In their own words “from Shetland to the Borders the CWGC ensures that the sacrifice of thousands of men and women who died during the World Wars is remembered in perpetuity”.
It is reckoned there are some 20,000 such war graves in Scotland.
There have been a few identified in East Kilbride.
They told me, for example, of that of Corporal Harry Miller, aged 40, and Private Anne Smillie Gledhill, aged only 22.
Poppy Scotland is the only charity officially recognised by the Scottish Parliament. Over five million poppies are distributed across Scotland to raise funds for the armed forces community.
Poppy Scotland stresses that their Remembrance Poppy is for all of those who serve and still serve.
At times of Remembrance we tend to think of the European conflicts – Flanders Field, the Desert campaigns, the Russian Front, the Arctic Convoys. Beyond the two World Wars, the conflicts that have taken place since have caused heartbreak for many.

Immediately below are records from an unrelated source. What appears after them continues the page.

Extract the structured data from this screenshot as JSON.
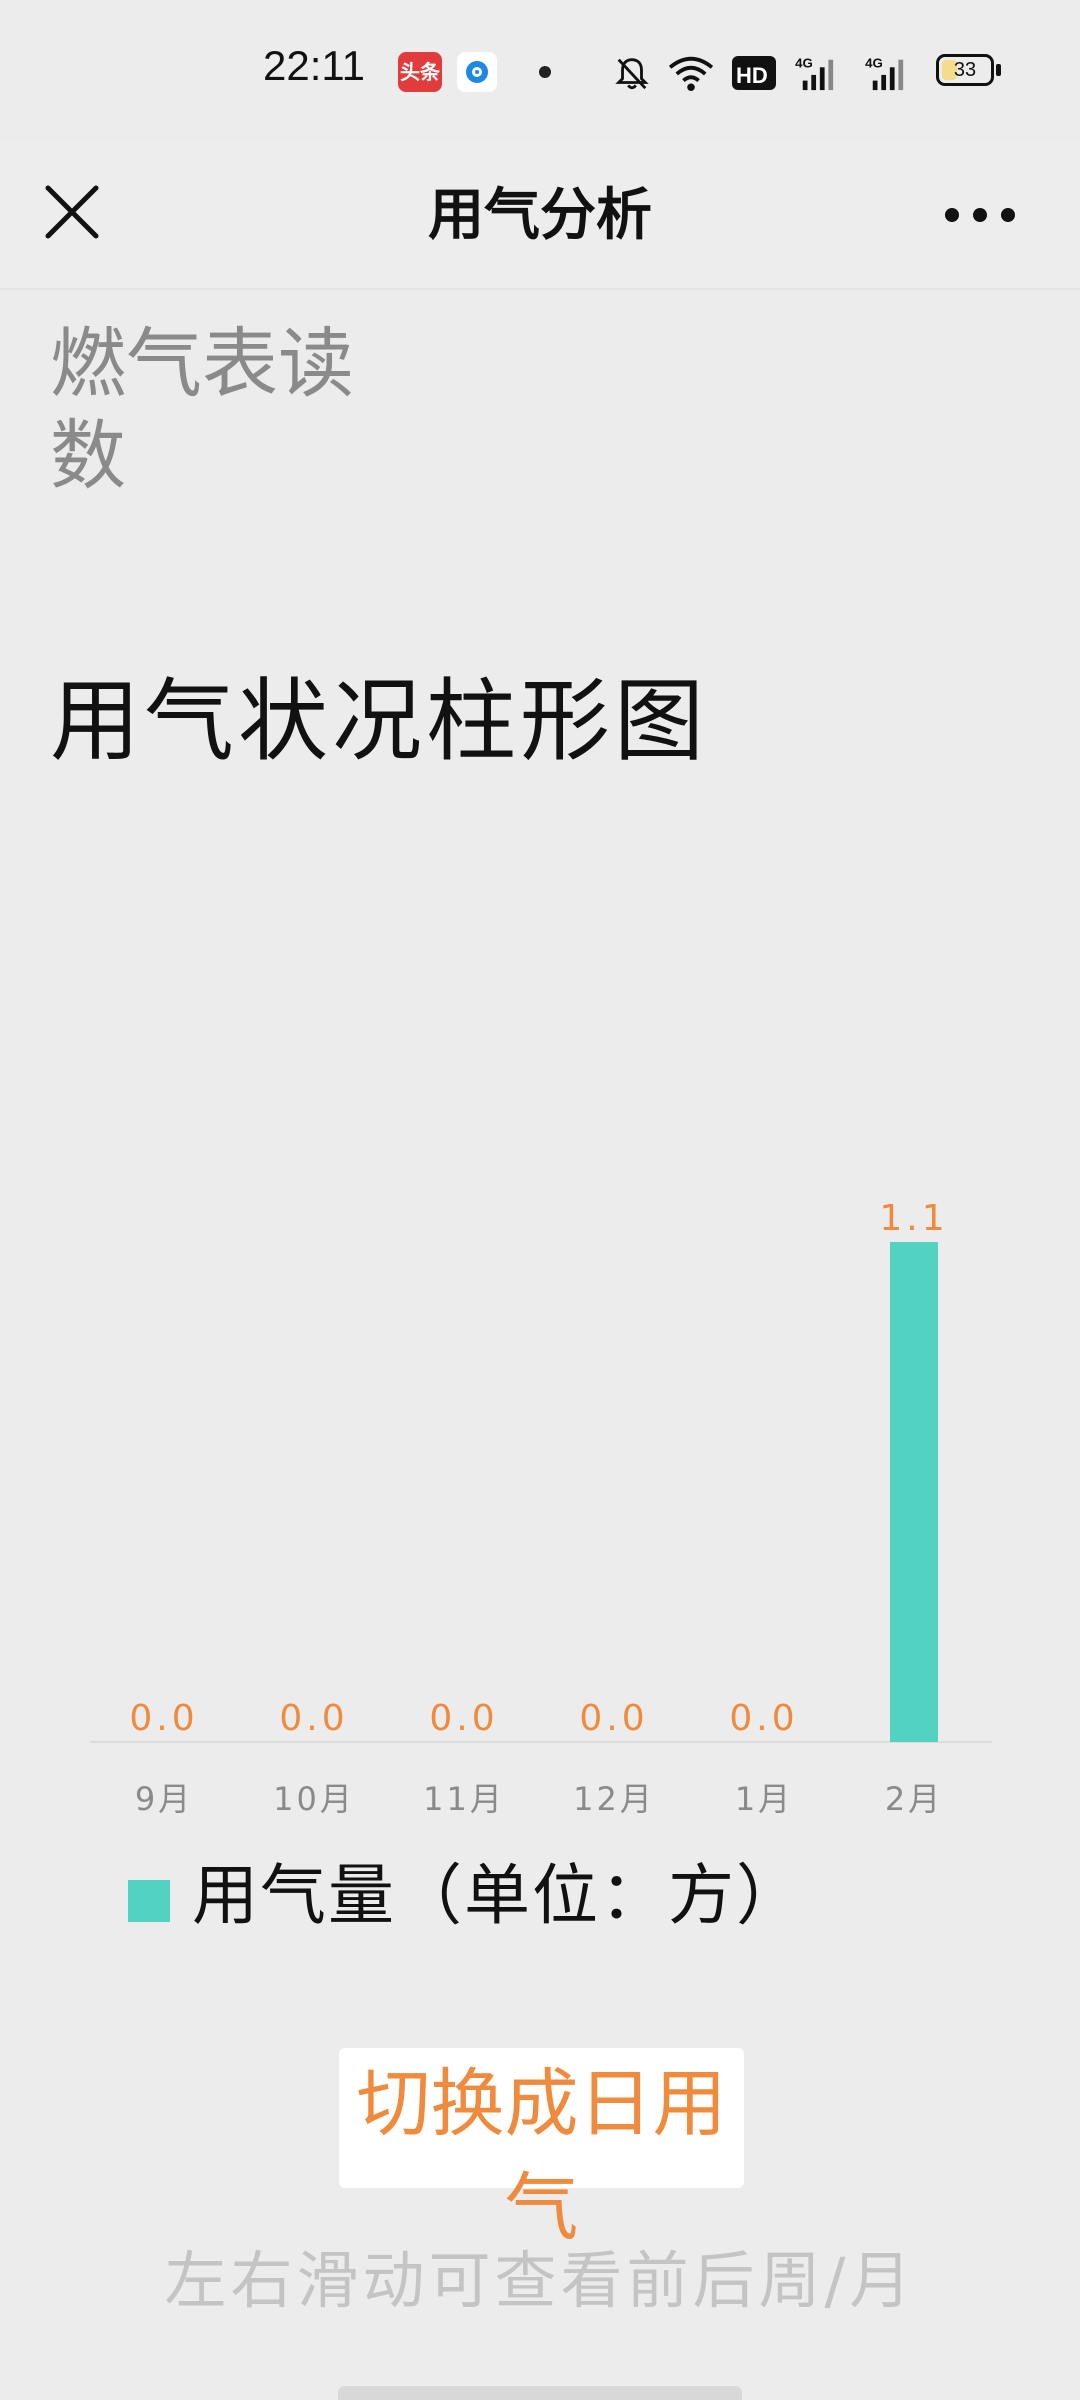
{
  "status_bar": {
    "time": "22:11",
    "app_badge_toutiao": "头条",
    "network_label": "4G",
    "battery_level": "33",
    "battery_fraction": 0.33
  },
  "nav": {
    "title": "用气分析",
    "close_icon": "close-icon",
    "more_icon": "more-icon"
  },
  "content": {
    "meter_reading_label": "燃气表读数",
    "chart_title": "用气状况柱形图",
    "legend_label": "用气量（单位：方）",
    "switch_button_label": "切换成日用气",
    "hint": "左右滑动可查看前后周/月"
  },
  "colors": {
    "bar": "#52d3c2",
    "value_label": "#f08a3c",
    "tick_label": "#8a8a8a"
  },
  "chart_data": {
    "type": "bar",
    "categories": [
      "9月",
      "10月",
      "11月",
      "12月",
      "1月",
      "2月"
    ],
    "value_labels": [
      "0.0",
      "0.0",
      "0.0",
      "0.0",
      "0.0",
      "1.1"
    ],
    "series": [
      {
        "name": "用气量（单位：方）",
        "values": [
          0.0,
          0.0,
          0.0,
          0.0,
          0.0,
          1.1
        ]
      }
    ],
    "title": "用气状况柱形图",
    "ylim": [
      0,
      1.1
    ],
    "grid": false,
    "legend_position": "bottom-left"
  }
}
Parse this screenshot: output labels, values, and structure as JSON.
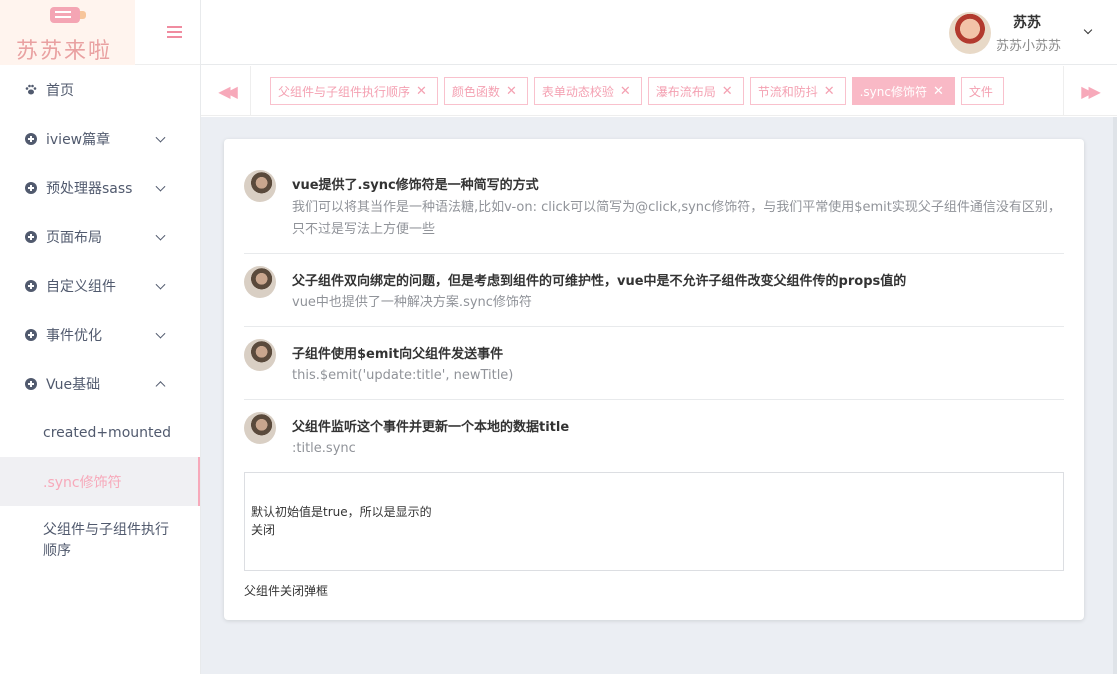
{
  "logo": {
    "text": "苏苏来啦"
  },
  "user": {
    "name": "苏苏",
    "subtitle": "苏苏小苏苏"
  },
  "sidebar": {
    "items": [
      {
        "label": "首页",
        "icon": "paw-icon"
      },
      {
        "label": "iview篇章",
        "icon": "plus-circle-icon"
      },
      {
        "label": "预处理器sass",
        "icon": "plus-circle-icon"
      },
      {
        "label": "页面布局",
        "icon": "plus-circle-icon"
      },
      {
        "label": "自定义组件",
        "icon": "plus-circle-icon"
      },
      {
        "label": "事件优化",
        "icon": "plus-circle-icon"
      },
      {
        "label": "Vue基础",
        "icon": "plus-circle-icon"
      }
    ],
    "subitems": [
      {
        "label": "created+mounted"
      },
      {
        "label": ".sync修饰符"
      },
      {
        "label": "父组件与子组件执行顺序"
      }
    ]
  },
  "tabs": [
    {
      "label": "父组件与子组件执行顺序"
    },
    {
      "label": "颜色函数"
    },
    {
      "label": "表单动态校验"
    },
    {
      "label": "瀑布流布局"
    },
    {
      "label": "节流和防抖"
    },
    {
      "label": ".sync修饰符"
    },
    {
      "label": "文件"
    }
  ],
  "icons": {
    "tab_prev": "◀◀",
    "tab_next": "▶▶",
    "tab_close": "✕"
  },
  "comments": [
    {
      "title": "vue提供了.sync修饰符是一种简写的方式",
      "desc": "我们可以将其当作是一种语法糖,比如v-on: click可以简写为@click,sync修饰符，与我们平常使用$emit实现父子组件通信没有区别，只不过是写法上方便一些"
    },
    {
      "title": "父子组件双向绑定的问题，但是考虑到组件的可维护性，vue中是不允许子组件改变父组件传的props值的",
      "desc": "vue中也提供了一种解决方案.sync修饰符"
    },
    {
      "title": "子组件使用$emit向父组件发送事件",
      "desc": "this.$emit('update:title', newTitle)"
    },
    {
      "title": "父组件监听这个事件并更新一个本地的数据title",
      "desc": ":title.sync"
    }
  ],
  "modal": {
    "text": "默认初始值是true，所以是显示的",
    "close": "关闭"
  },
  "parent_close": "父组件关闭弹框",
  "colors": {
    "accent": "#f7a9ba",
    "bg": "#ebeef3"
  }
}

From the post-WW2 conflicts in Malaysia and Palestine, through Suez to Afghanistan and Iraq, and now Yemen and Syria, war continues, people die and suffer.
As poet Stuart
Paterson says;“A never-ending roll call of names from every land and language. Regardless of place or race of colour”.
Ordinary folks generally, caught up in terror.
Remember them, and work towards a more peaceful world.